Law enforcement and community agencies can also help identify organizations in the community which supply disaster recovery resources and advisement for discounted prices, and even pro bono services and supplies. More often than not, all one needs to do is look.
HEH: Can you describe a couple of strategies in creating and testing response plans? Should they be “all-hazard,” or tailored for different contingencies?
Floyd: Both are good. Remember, the key is to know what you don’t know; that’s how we learn. One strategy is to determine what risks, whether internal or external, your facility may be exposed to. Does the local fire department know where your most hazardous chemicals are stored in case they respond to a fire? There are laws requiring that they be aware. Or, do you have a team of highly trained professionals if “active shooters” or workplace violence may be a possibility? A lot depends on how you identify your risks in order to prepare a more complete and thorough plan. Another strategy is to test your response plans with local team players, corporate teams, and/or local responders. It’s great fun, and you can learn so much from your peers in the community and throughout your organization.
HEH: What are some of the worksite departments employee health should partner with in developing a disaster response program?
Floyd: A lot depends on what you currently have on hand. Is it a well-established disaster preparedness team, or are you just starting out? If you are joining a well-established team, ask a few questions to get started. What can you do to better support the team and be a resource?

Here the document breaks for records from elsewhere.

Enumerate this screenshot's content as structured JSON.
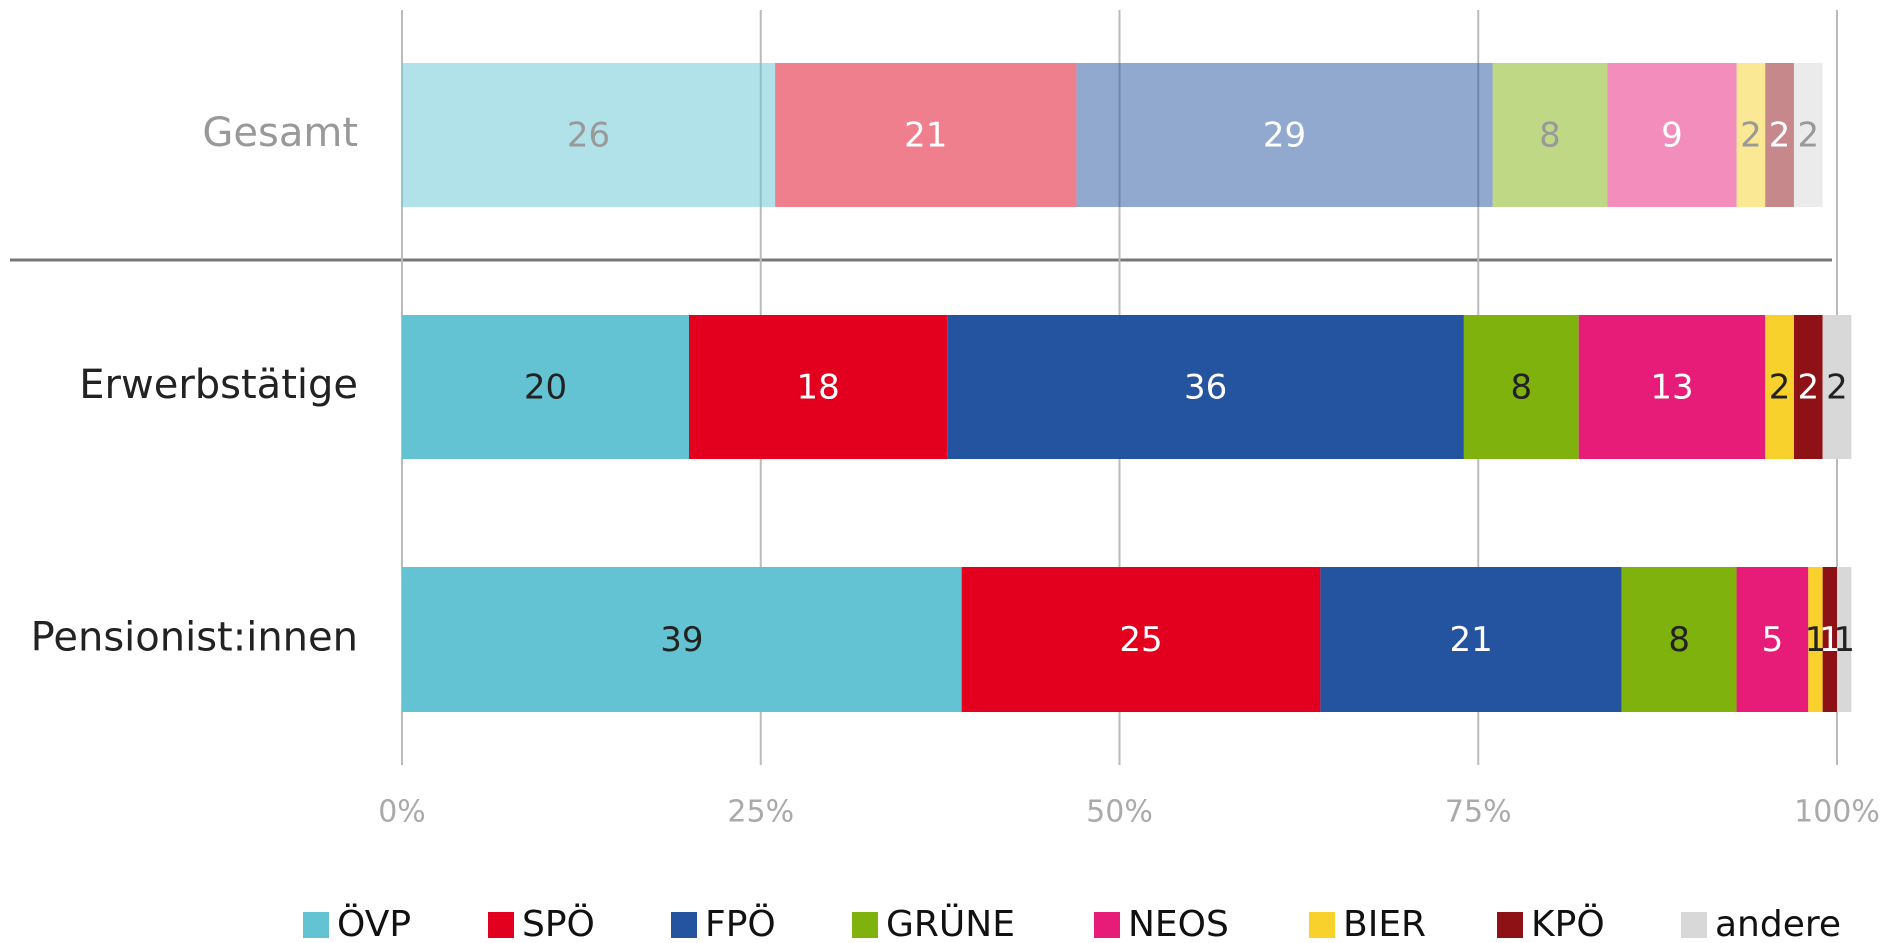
{
  "chart_data": {
    "type": "stacked_bar_horizontal",
    "categories": [
      "Gesamt",
      "Erwerbstätige",
      "Pensionist:innen"
    ],
    "series": [
      {
        "name": "ÖVP",
        "color": "#63c3d3",
        "values": [
          26,
          20,
          39
        ]
      },
      {
        "name": "SPÖ",
        "color": "#e2001e",
        "values": [
          21,
          18,
          25
        ]
      },
      {
        "name": "FPÖ",
        "color": "#2453a0",
        "values": [
          29,
          36,
          21
        ]
      },
      {
        "name": "GRÜNE",
        "color": "#80b20e",
        "values": [
          8,
          8,
          8
        ]
      },
      {
        "name": "NEOS",
        "color": "#e71c78",
        "values": [
          9,
          13,
          5
        ]
      },
      {
        "name": "BIER",
        "color": "#f8d12c",
        "values": [
          2,
          2,
          1
        ]
      },
      {
        "name": "KPÖ",
        "color": "#8e1115",
        "values": [
          2,
          2,
          1
        ]
      },
      {
        "name": "andere",
        "color": "#d8d8d8",
        "values": [
          2,
          2,
          1
        ]
      }
    ],
    "xlim": [
      0,
      100
    ],
    "xticks": [
      {
        "value": 0,
        "label": "0%"
      },
      {
        "value": 25,
        "label": "25%"
      },
      {
        "value": 50,
        "label": "50%"
      },
      {
        "value": 75,
        "label": "75%"
      },
      {
        "value": 100,
        "label": "100%"
      }
    ],
    "grid": true,
    "legend": "bottom"
  }
}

Develop the employee health portion of the response. If you are truly just starting out, work with your human resources person, company legal resource, and security. Find out what their response plans are and what they have available, and who they network with in the community and build on that. From there you will want to know if they participate in community drills, or establish resources such as EAP, risk management, etc.
HEH: You mention the importance of having an Emergency Response Team (ERT). What kind of preparations should a healthcare facility’s ERT have?
Floyd: A well-organized ERT will have local expertise in routine emergency first aid. I was on a team once where we contracted — for a minimal fee — with our local fire department paramedics to come out and train us on emergency procedures: bandaging, splinting, observation, evacuation, oxygen administration. It was an awesome team and our local fire department seemed to enjoy the opportunity to come to the worksite and familiarize themselves with our setup. An incredible partnership.
The ERT should also be up to date on their hepatitis B, tetanus, and seasonal flu immunizations. Beyond that, maintain current CPR and first aid certifications, and continuing education if employers are fortunate enough to have volunteer or moonlighting EMTs and firemen on their team. They often require continuing education units to recertify. So many people now work two jobs, so it’s a real treat when an employer can score an ER team member who does double duty as after-hours EMT, fire responder, or law enforcement officer.